Complementary to selective perception is the selective activation of goals or components of an action plan. Here, too, errors reflect limited capacity, or difficulty organizing two lines of thought or action simultaneously. Everyday slips of action, such as driving to work instead of the store, or stirring coffee into the teapot, are especially likely when a person is preoccupied with other thoughts (Reason and Mycielska 1982). Practice is again a key consideration. Although it may be impossible to organize two unfamiliar activities at once, familiar behavior seems to occur automatically, leaving attention (in this sense) free for other concerns. Indeed, familiar actions may tend to occur "involuntarily," or when they are currently inappropriate. Again everyday action slips provide clear examples: taking a familiar route when intending to drive elsewhere, or taking out one's key on arrival at a friend's door (James 1890). A laboratory version is the Stroop effect: Naming the color of a written word suffers substantial interference from a tendency instead to read the word itself (Stroop 1935). Such results suggest a model in which conflicting action tendencies compete for activation. Practice increases an action's competitive strength.
Disorganized behavior and action slips occur commonly after damage to the frontal lobes of the brain (Luria 1966). Disorganization can take many forms: intrusive actions irrelevant to a current task, perseverative repetition of incorrect behavior, choices that seem ill-judged or bizarre. A major question is how action selection develops from the joint activity of multiple frontal lobe systems. A more detailed treatment is given in ATTENTION AND THE HUMAN BRAIN.
To some extent, certainly, it is appropriate to consider different aspects of "attention" as separate. To take one concrete example, it has been amply documented that there are many distinct forms of competition or interference between one line of activity and another. These include modality-specific perceptual competition, effector-specific response competition, and competition between similar internal representations (e.g., two spatial or two verbal representations; see Baddeley 1986); though there are also very general sources of interference even between very dissimilar tasks (Bourke, Duncan, and Nimmo-Smith 1996). Each aspect of competition reflects a distinct way in which the nervous system must select one set of mental operations over another.

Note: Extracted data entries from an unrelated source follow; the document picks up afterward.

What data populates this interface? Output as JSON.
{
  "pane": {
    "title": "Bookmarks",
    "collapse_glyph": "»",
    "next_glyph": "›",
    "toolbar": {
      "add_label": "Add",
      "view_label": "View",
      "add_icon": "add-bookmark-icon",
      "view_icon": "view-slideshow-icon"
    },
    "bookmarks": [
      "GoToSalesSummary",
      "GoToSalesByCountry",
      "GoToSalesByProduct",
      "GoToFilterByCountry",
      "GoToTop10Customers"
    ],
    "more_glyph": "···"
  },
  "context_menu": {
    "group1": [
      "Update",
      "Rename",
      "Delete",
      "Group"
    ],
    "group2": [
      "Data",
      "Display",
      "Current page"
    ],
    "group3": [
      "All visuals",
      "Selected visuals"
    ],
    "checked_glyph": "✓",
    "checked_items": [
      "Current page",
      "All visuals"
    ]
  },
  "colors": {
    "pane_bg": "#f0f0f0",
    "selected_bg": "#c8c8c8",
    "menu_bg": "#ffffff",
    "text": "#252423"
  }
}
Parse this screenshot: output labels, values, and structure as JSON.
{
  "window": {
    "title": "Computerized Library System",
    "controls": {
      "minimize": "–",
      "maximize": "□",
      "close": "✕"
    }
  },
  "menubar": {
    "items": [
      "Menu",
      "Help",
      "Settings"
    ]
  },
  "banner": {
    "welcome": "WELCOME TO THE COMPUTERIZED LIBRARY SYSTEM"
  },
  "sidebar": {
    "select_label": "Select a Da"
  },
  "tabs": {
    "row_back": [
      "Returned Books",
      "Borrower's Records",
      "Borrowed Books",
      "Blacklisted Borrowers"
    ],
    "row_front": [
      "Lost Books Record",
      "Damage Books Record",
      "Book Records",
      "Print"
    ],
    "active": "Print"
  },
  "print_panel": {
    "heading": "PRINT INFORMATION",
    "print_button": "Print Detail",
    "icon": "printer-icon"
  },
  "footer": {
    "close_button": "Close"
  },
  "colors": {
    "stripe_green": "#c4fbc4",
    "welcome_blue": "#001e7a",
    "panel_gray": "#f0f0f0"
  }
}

At the same time, selectivities in multiple mental domains must surely be integrated to give coherent, purposive behaviour (Duncan 1996). It has often been proposed that some mental "executive" takes overall responsibility for coordinating mental activity (e.g., Baddeley 1986); for example, for ensuring that appropriate goals, actions, and perceptual inputs are all selected together. At least as attractive, perhaps, is an approach through self-organization. By analogy with "relaxation" models of many mental processes (McClelland and Rumelhart 1981), selected material in any one mental domain (e.g., active goals, perceptual inputs, material from memory) may support selection of related material in other domains. The description of top-down control given earlier, for example, implies that goals control perceptual selection; equally, however, active goals can always be overturned by novel perceptual input, as when a telephone rings or a friend passes by in the street. Whichever approach is taken, a central aspect of "attention" is this question of overall mental coordination.